Ce numéro 26, le second de l’année 2019, arrive à la veille des vacances. Le titre du dossier qui lui donne sa couleur est assez général : La ville et le territoire, mais ajoute un accent particulier : connectivité versus centralité, auquel on pourrait presque ajouter un point d’interrogation. C’est en effet une manière de questionner la nature de la ville aujourd’hui, de nous demander si les représentations courantes que nous en avons correspondent à la réalité ou ne sont plus que le souvenir d’une ville qui a disparu.
Henri Lefebvre, fervent partisan de la centralité comme lieu d’une vie urbaine populaire, ludique et politique, revendiquait pour tous, il y a 50 ans, le droit à la ville. Mais il ajoutait, avec une sorte de pessimisme, que les tendances de l’urbanisation poussaient à dissoudre la ville dans un urbain généralisé allant de pair avec une fragmentation de la société.
On peut penser, à voir le paysage actuel du territoire urbanisé, que ce regard ne manquait pas de lucidité. Et un demi-siècle plus tard, l’aventure des gilets jaunes auquel le gouvernement ne donnait pas trois mois d’existence se prolonge et bouscule la vie politique d’une manière encore inimaginable l’été dernier. Analyses, perspectives et priorités s’en trouvent changées.
Le constat de cette situation qui perdure a conduit Tous urbains à réaliser un dossier qui est moins ouvert à des contributeurs extérieurs que d’habitude. Cette décision correspond à une volonté de s’expliquer entre nous en partant du constat que si un intérêt pour la ville et ses évolutions actuelles nous rassemble, les conclusions que chacun peut en tirer ne sont pas identiques et que la dispute de nos points de vue pourrait être une façon de sortir du non-dit et d’affirmer l’existence de positions différentes, voire divergentes, enrichissante pour tous à condition d’en argumenter les raisons tout en évitant l’anathème. Ouvert ici avec ce dossier, le débat n’est qu’esquissé ; il se poursuivra sur le site à partir de l’été.
En attendant, le monde incertain continue à hoqueter.

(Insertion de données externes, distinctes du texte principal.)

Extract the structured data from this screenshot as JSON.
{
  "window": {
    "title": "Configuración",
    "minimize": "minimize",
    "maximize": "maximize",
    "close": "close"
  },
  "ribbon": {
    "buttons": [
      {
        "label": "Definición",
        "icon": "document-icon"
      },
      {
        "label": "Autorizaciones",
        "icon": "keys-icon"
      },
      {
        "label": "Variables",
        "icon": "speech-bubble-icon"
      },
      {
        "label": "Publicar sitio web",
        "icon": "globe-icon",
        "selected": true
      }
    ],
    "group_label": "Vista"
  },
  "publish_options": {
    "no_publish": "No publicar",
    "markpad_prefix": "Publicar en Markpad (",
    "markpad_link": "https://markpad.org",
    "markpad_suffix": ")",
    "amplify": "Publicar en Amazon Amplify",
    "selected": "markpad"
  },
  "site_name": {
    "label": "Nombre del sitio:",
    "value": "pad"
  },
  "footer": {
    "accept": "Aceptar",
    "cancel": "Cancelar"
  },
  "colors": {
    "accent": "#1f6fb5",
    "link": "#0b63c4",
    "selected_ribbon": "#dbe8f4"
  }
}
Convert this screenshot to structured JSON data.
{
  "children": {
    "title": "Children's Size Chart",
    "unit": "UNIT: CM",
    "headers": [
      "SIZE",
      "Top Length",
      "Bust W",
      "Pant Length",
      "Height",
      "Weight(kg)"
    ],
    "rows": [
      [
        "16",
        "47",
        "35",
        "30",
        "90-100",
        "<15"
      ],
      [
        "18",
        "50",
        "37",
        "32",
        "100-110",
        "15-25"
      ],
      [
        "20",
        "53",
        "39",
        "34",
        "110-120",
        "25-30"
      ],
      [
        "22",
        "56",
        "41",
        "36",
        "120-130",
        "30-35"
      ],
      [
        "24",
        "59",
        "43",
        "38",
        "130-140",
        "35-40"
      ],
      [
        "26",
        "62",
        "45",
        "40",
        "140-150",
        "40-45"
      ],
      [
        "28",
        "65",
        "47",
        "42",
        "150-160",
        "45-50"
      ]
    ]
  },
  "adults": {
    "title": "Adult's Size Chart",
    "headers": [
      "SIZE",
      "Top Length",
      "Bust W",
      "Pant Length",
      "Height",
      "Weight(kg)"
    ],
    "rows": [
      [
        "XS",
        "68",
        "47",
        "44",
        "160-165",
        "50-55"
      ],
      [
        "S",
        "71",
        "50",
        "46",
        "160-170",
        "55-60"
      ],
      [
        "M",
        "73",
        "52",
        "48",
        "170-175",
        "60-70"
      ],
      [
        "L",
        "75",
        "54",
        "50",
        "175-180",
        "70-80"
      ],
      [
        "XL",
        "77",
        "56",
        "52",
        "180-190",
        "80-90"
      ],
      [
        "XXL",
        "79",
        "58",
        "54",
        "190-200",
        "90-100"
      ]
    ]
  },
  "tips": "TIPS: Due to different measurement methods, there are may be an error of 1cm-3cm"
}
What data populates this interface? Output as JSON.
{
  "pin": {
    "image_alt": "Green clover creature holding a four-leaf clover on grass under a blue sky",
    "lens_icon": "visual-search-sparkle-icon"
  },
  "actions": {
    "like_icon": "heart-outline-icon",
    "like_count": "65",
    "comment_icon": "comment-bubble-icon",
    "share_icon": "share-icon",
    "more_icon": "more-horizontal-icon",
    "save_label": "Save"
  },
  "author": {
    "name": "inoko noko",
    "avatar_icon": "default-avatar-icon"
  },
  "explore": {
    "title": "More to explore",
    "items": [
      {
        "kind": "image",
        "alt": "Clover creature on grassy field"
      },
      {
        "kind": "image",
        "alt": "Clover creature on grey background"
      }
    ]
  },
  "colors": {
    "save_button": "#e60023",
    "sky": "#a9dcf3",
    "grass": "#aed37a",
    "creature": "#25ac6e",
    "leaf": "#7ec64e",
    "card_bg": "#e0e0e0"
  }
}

Là un Brexit qui n’en finit pas dans une Europe divisée et tiraillée ; au sud, une Algérie éprise de changement qui gagne symboliquement la première manche ; au Moyen-Orient, des orientations inquiétantes pour la paix ou la démocratie, d’un côté on parle d’annexer des territoires palestiniens, repoussant ainsi la perspective d’un règlement du conflit, plus loin on rétablit la charia… À son habitude, Trump poursuit ses rodomontades, le Brésil s’enfonce, la Chine imperturbable continue sa croissance, à Paris la cathédrale Notre-Dame s’enflamme et perd sa toiture presque millénaire.
Si ce numéro 26 se concentre sur le territoire national et ses fractures, le prochain justement traitera de la Chine dans un numéro double en partenariat avec l’École urbaine de Lyon. Occasion de réfléchir sur les villes et les campagnes de la seconde économie mondiale qui n’est plus seulement « l’usine du monde » mais talonne aujourd’hui l’occident dans l’intelligence artificielle et les technologies les plus sophistiquées. Occasion de s’interroger sur un pays qui, en traçant son chemin en conciliant capitalisme d’État et pouvoir autoritaire, représente la stabilité et la croissance dans un monde désorienté.

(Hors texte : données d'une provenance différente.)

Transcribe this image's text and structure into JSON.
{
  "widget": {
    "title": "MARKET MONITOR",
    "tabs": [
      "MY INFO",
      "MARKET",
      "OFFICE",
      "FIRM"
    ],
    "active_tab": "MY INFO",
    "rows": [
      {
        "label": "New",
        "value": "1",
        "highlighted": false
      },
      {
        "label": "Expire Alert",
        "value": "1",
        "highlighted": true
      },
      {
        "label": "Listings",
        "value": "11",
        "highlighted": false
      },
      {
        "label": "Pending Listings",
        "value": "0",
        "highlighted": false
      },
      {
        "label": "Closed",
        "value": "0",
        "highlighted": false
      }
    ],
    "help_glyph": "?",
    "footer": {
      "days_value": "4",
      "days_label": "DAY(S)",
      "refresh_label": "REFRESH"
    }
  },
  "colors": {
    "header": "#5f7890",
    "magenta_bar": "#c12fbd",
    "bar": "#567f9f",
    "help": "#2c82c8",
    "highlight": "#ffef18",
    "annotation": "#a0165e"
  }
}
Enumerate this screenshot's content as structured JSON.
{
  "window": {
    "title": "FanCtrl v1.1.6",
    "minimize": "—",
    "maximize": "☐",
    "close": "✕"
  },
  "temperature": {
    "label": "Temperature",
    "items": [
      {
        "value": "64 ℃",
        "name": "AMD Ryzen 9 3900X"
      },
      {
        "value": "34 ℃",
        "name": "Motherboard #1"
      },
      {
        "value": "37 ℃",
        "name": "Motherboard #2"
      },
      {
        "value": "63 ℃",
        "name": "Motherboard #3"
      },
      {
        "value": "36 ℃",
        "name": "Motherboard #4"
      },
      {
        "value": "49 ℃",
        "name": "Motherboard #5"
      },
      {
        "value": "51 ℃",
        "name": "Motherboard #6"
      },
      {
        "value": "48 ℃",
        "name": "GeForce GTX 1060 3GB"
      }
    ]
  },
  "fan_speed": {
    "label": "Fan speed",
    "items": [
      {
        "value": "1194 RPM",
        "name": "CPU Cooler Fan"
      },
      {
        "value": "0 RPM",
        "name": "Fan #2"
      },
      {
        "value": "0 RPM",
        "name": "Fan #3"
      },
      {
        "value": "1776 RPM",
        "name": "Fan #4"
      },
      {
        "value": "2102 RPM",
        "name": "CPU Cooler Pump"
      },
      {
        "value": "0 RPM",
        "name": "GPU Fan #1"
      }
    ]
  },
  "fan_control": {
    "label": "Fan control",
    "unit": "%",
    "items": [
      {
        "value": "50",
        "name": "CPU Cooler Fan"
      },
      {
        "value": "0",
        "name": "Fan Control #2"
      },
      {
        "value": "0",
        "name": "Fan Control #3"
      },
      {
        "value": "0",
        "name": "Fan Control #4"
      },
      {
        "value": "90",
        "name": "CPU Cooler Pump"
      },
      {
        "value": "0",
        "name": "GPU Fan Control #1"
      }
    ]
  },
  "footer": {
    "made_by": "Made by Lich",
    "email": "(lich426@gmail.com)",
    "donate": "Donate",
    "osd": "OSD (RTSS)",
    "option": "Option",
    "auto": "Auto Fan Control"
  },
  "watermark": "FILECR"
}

Dans son introduction à L’Âge des extrêmes. Histoire du court xxe siècle, Éric Hobsbaum notait que le développement de la démocratie avait constitué un fait relativement récent et que son maintien comme idéal mondial n’était pas assuré.
Enfin, je ne voudrais pas terminer cette ouverture sans évoquer la disparition d’Agnès Varda, survenue au moment où nous mettions en forme ce numéro. Et le souvenir qu’a été pour un jeune architecte la sortie de Daguerréotypes, témoignage émouvant d’une vie urbaine qui n’existe plus.